Deux cœurs, deux symboles.
Le 14 septembre 2023
Récemment, dans ces colonnes[1], à grands traits, j’avais raconté une histoire de cœur.
En fait, deux histoires ; celle de l’invention de la forme de notre cœur contemporain et celle du symbole du cœur comme représentation de l’amour. Histoires différentes qui se sont conjuguées et dont nous avons oublié l’origine.
A la toute fin de mon billet, je faisais référence à une autre représentation du cœur dans les œuvres de street art. Une représentation tout bien considéré bizarre parce qu’hétéroclite.
Elle reprend certains traits du cœur symbole de l’amour : la forme désormais canonique, la couleur rouge. Elle s’en écarte radicalement en intégrant des éléments issus des planches d’anatomie médicale.

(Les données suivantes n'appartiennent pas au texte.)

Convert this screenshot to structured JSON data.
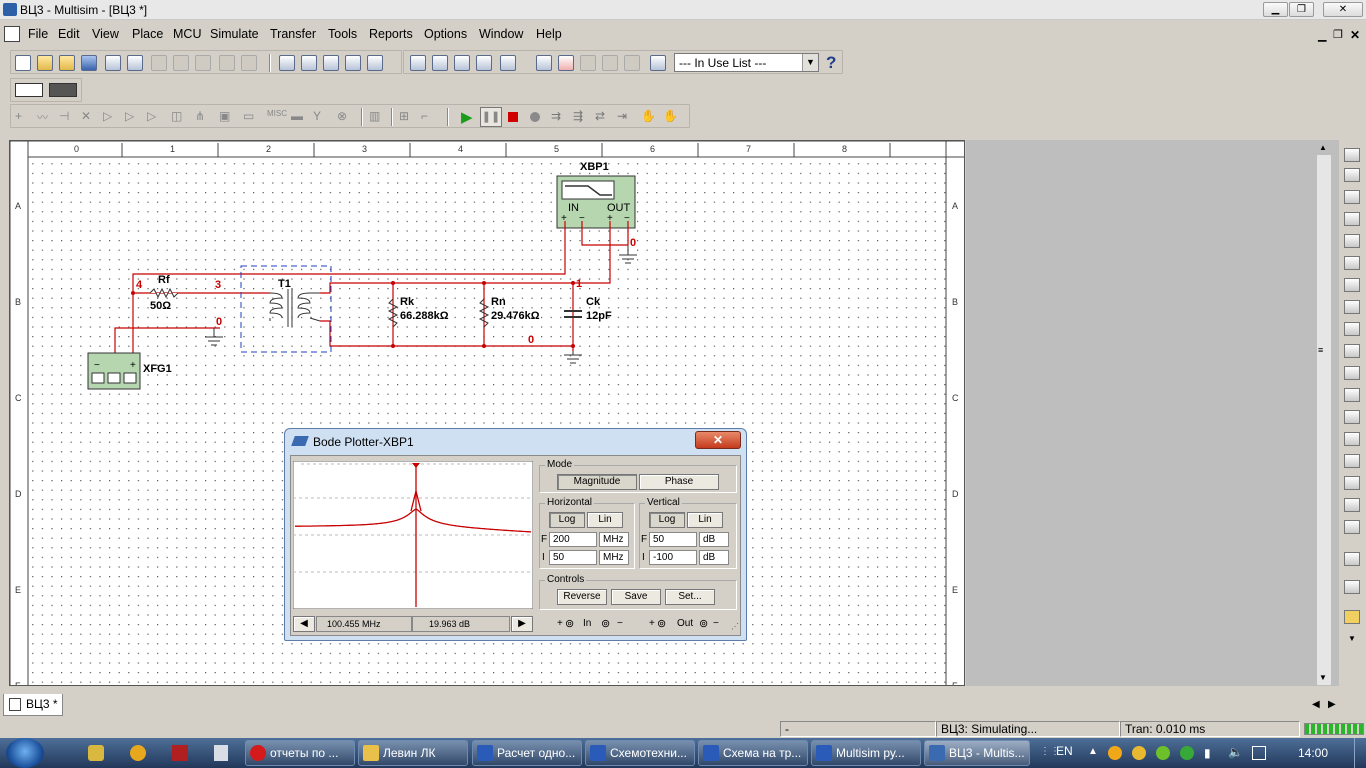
{
  "window": {
    "title": "ВЦ3 - Multisim - [ВЦ3 *]"
  },
  "menu": [
    "File",
    "Edit",
    "View",
    "Place",
    "MCU",
    "Simulate",
    "Transfer",
    "Tools",
    "Reports",
    "Options",
    "Window",
    "Help"
  ],
  "toolbar": {
    "in_use_list": "--- In Use List ---",
    "help": "?"
  },
  "ruler": {
    "columns": [
      "0",
      "1",
      "2",
      "3",
      "4",
      "5",
      "6",
      "7",
      "8"
    ],
    "rows": [
      "A",
      "B",
      "C",
      "D",
      "E",
      "F"
    ]
  },
  "schematic": {
    "instrument_bode": {
      "ref": "XBP1",
      "in": "IN",
      "out": "OUT"
    },
    "instrument_fg": {
      "ref": "XFG1"
    },
    "rf": {
      "ref": "Rf",
      "value": "50Ω"
    },
    "t1": {
      "ref": "T1"
    },
    "rk": {
      "ref": "Rk",
      "value": "66.288kΩ"
    },
    "rn": {
      "ref": "Rn",
      "value": "29.476kΩ"
    },
    "ck": {
      "ref": "Ck",
      "value": "12pF"
    },
    "nets": {
      "n4": "4",
      "n3": "3",
      "n1": "1",
      "n0a": "0",
      "n0b": "0",
      "n0c": "0"
    },
    "signs": {
      "plus": "+",
      "minus": "−"
    }
  },
  "bode": {
    "title": "Bode Plotter-XBP1",
    "mode_label": "Mode",
    "magnitude": "Magnitude",
    "phase": "Phase",
    "horizontal_label": "Horizontal",
    "vertical_label": "Vertical",
    "log": "Log",
    "lin": "Lin",
    "f_label": "F",
    "i_label": "I",
    "h_f": "200",
    "h_f_unit": "MHz",
    "h_i": "50",
    "h_i_unit": "MHz",
    "v_f": "50",
    "v_f_unit": "dB",
    "v_i": "-100",
    "v_i_unit": "dB",
    "controls_label": "Controls",
    "reverse": "Reverse",
    "save": "Save",
    "set": "Set...",
    "cursor_freq": "100.455 MHz",
    "cursor_gain": "19.963 dB",
    "in_label": "In",
    "out_label": "Out",
    "term_plus": "+",
    "term_minus": "−"
  },
  "tab": {
    "name": "ВЦ3 *"
  },
  "status": {
    "left": "-",
    "sim": "ВЦ3: Simulating...",
    "tran": "Tran: 0.010 ms"
  },
  "taskbar": {
    "lang": "EN",
    "time": "14:00",
    "tasks": [
      "отчеты по ...",
      "Левин ЛК",
      "Расчет одно...",
      "Схемотехни...",
      "Схема на тр...",
      "Multisim ру...",
      "ВЦ3 - Multis..."
    ]
  },
  "colors": {
    "wire": "#c80000",
    "instrument": "#b6d6b0",
    "accent": "#1f5fb4"
  }
}
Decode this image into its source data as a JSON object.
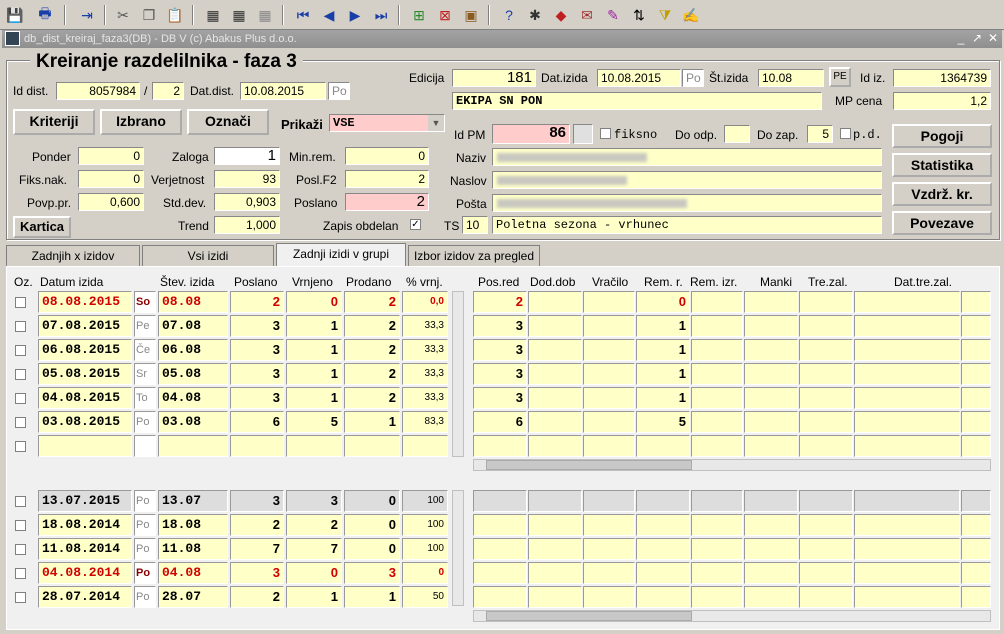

Les artistes tout en gardant grosso modo la forme ovoïde orientée la pointe vers le bas, ajoute de gros « tuyaux » censés représenter les vaisseaux sanguins tels que l’aorte, la veine cave, les artères pulmonaires et les veines pulmonaires et le réseau dense des veines et artères qui transportent le sang dans les différentes parties du cœur.
Ne cherchons pas dans cet embrouillamini une représentation réaliste de notre organe. C’est un cœur de fantaisie et, également, un cœur-symbole.
Toute la question est de savoir quel est le symbole porté par ce cœur-organe.
La réponse est à chercher dans les environnements graphiques des cœurs-organes.
Dans la quasi-totalité des cas, le cœur-organe est associé à des scènes marquées par la souffrance et la douleur. Cette connotation est large. Cela va de la mélancolie, au drame de la mort de l’être aimé, à la séparation et à l’exil.
Le développement du cœur-organe n’a guère remplacé notre bon vieux cœur-amour ! Les deux représentations rendent compte de deux sentiments différents, l’amour heureux et amoureux, et l’amour malheureux. Deux faces d’une même médaille.
Notons que c’est l’apport d’éléments plus ou moins réalistes qui modifie et inverse la signification.
Le cœur symbole de l’amour a envahi, un temps, tout le champ sémantique du sentiment amoureux. Le temps passant, son acception s’est rétrécie et restreinte à l’expression d’un amour heureux. L’amour malheureux et tous les sentiments qui y sont associés n’avaient pas alors de symbole particulier marquant à la fois l’amour et le malheur. L’invention du cœur-organe est une réponse artistique à une absence de représentation.